Attacks on the Press 2001: Guinea

The popular opposition leader Alpha Conde was released in late March, after serving three years of a five-year sentence for allegedly endangering national security. Conde’s release raised expectations that political change was coming to Guinea. But President Lassana Conté, who has ruled the country for nearly two decades, saw matters differently, plotting tirelessly to strengthen his grip on power.

In late November, parliamentary elections scheduled for the following month were postponed for “logistical and political reasons.” Two weeks earlier, a national referendum extended the president’s term from five to seven years and scrapped term limits. Only 20 percent of registered voters took part in the referendum. Some opposition activists, impatient with President Conté’s maneuvers, urged citizens to engage in armed struggle.

The Conté government, civilian in appearance but military at its core, arrested and jailed two journalists who had reported on corruption, cowing many others. Police, who frequently rough up reporters, assaulted at least one press photographer at a rally in the capital, Conakry.

Poor working conditions and low salaries continued to take a toll on reporters’ morale. Citing government harassment, three journalists fled Guinea in 2001, including Georges Leonard Sagno of the bi-monthly Le Dauphin.

At year’s end, Guinea remained on a war footing along its border with Sierra Leone and Liberia. Rebels from both countries have reportedly crossed into Guinea only to be bombed into retreat by Guinea’s superior air force, a tactic that caused numerous civilian casualties. In March, Human Rights Watch denounced Guinea’s indiscriminate use of force against civilians after Guinean troops raided Sierra Leonean villages along the border in search of rebels from Sierra Leone’s notorious Revolutionary United Front (RUF).

The Liberian government also claimed that Guinea had killed civilians in Liberian villages along the border. The situation remained tense at year’s end, as other West African countries considered sending at least a thousand peacekeeping troops to protect civilian populations.

On September 19, local journalists set up an independent ethics monitoring body, the Media Ethics Observatory, which the government dismissed as insufficient to improve local journalistic practices.


February 14

Aboubacar Sakho, Le Nouvel Observateur
IMPRISONED

Sakho, publisher of the Conakry weekly Le Nouvel Observateur, was sentenced to 10 months in prison and fined US$7,000 by the Court of First Instance in Conakry after Justice Minister Abou Camara brought criminal defamation charges against him.

The minister’s complaint stemmed from a January 15 article in which Le Nouvel Observateur argued that Camara had exceeded his authority by dismissing several magistrates.

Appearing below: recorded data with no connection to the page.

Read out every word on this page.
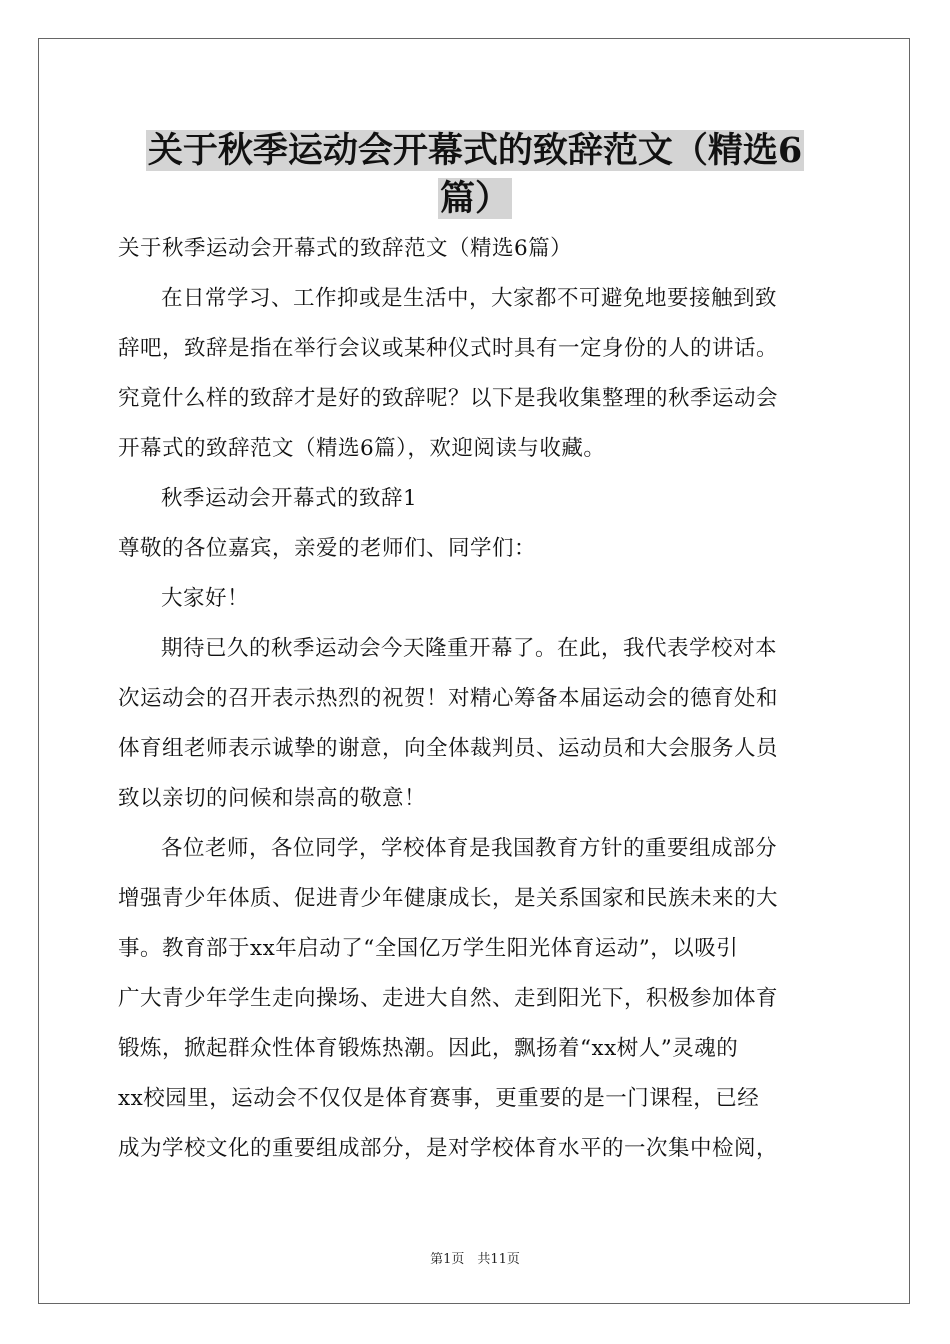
关于秋季运动会开幕式的致辞范文（精选6
篇）
关于秋季运动会开幕式的致辞范文（精选6篇）
在日常学习、工作抑或是生活中，大家都不可避免地要接触到致
辞吧，致辞是指在举行会议或某种仪式时具有一定身份的人的讲话。
究竟什么样的致辞才是好的致辞呢？以下是我收集整理的秋季运动会
开幕式的致辞范文（精选6篇），欢迎阅读与收藏。
秋季运动会开幕式的致辞1
尊敬的各位嘉宾，亲爱的老师们、同学们：
大家好！
期待已久的秋季运动会今天隆重开幕了。在此，我代表学校对本
次运动会的召开表示热烈的祝贺！对精心筹备本届运动会的德育处和
体育组老师表示诚挚的谢意，向全体裁判员、运动员和大会服务人员
致以亲切的问候和崇高的敬意！
各位老师，各位同学，学校体育是我国教育方针的重要组成部分
增强青少年体质、促进青少年健康成长，是关系国家和民族未来的大
事。教育部于xx年启动了“全国亿万学生阳光体育运动”，以吸引
广大青少年学生走向操场、走进大自然、走到阳光下，积极参加体育
锻炼，掀起群众性体育锻炼热潮。因此，飘扬着“xx树人”灵魂的
xx校园里，运动会不仅仅是体育赛事，更重要的是一门课程，已经
成为学校文化的重要组成部分，是对学校体育水平的一次集中检阅，
第1页　共11页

After the court ruling was pronounced, Sakho was handcuffed and driven to the central prison in Conakry, where he was beaten by other inmates, a local source told CPJ.

The journalist was unconditionally released a month later.

May 8

Tibou Camara, L’Observateur
IMPRISONED

Camara, publisher of the private weekly L’Observateur, was picked up by police at his newspaper’s office in Conakry. According to eyewitnesses, the officers beat him brutally and then took him to Conakry’s central prison.

Earlier, Camara had refused to respond to a court decision demanding that he pay a 1 million Guinean francs (US$524) fine or face six months in jail in connection with a defamation charge.

On April 24, the Conakry High Court sentenced Camara and five other journalists from L’Observateur in absentia to prison terms and/or heavy fines after Malick Sankhon, a Ministry of Tourism official, claimed that an article in the weekly had defamed him. The story accused Sankhon of trying to kidnap Camara, whose paper had been very critical of the official.

Most other L’Observateur journalists, whom police sought because the incriminating article was bylined “The Newsroom” and not a single author, went into hiding, causing the paper to stop publishing briefly.

On May 12, President Lassana Conté ordered the release of Camara, the author of what some sources describe as a book of praises about Conté, an army colonel who has ruled Guinea harshly for the past decade while dragging the country into a costly border war with Liberia and Sierra Leone.

December 4

Mamadou Cellou Diallo, Le Lynx
ATTACKED

Diallo, a photojournalist with the private weekly Le Lynx, was brutally beaten by officers from the Police Special Protection and Intervention Brigade (BSPI) in the capital, Conakry.

Local sources said a BSPI commander known as Lieutenant Camara ordered the officers to assault Diallo after he photographed Camara at a student rally at Conakry University.

On December 11, Diallo’s newspaper filed a complaint against Camara for “blows and injuries.” In his complaint, Diallo claimed that the officers who beat him also stole his wristwatch and about US$55 he was carrying in his wallet. No further developments in the case had been reported at press time.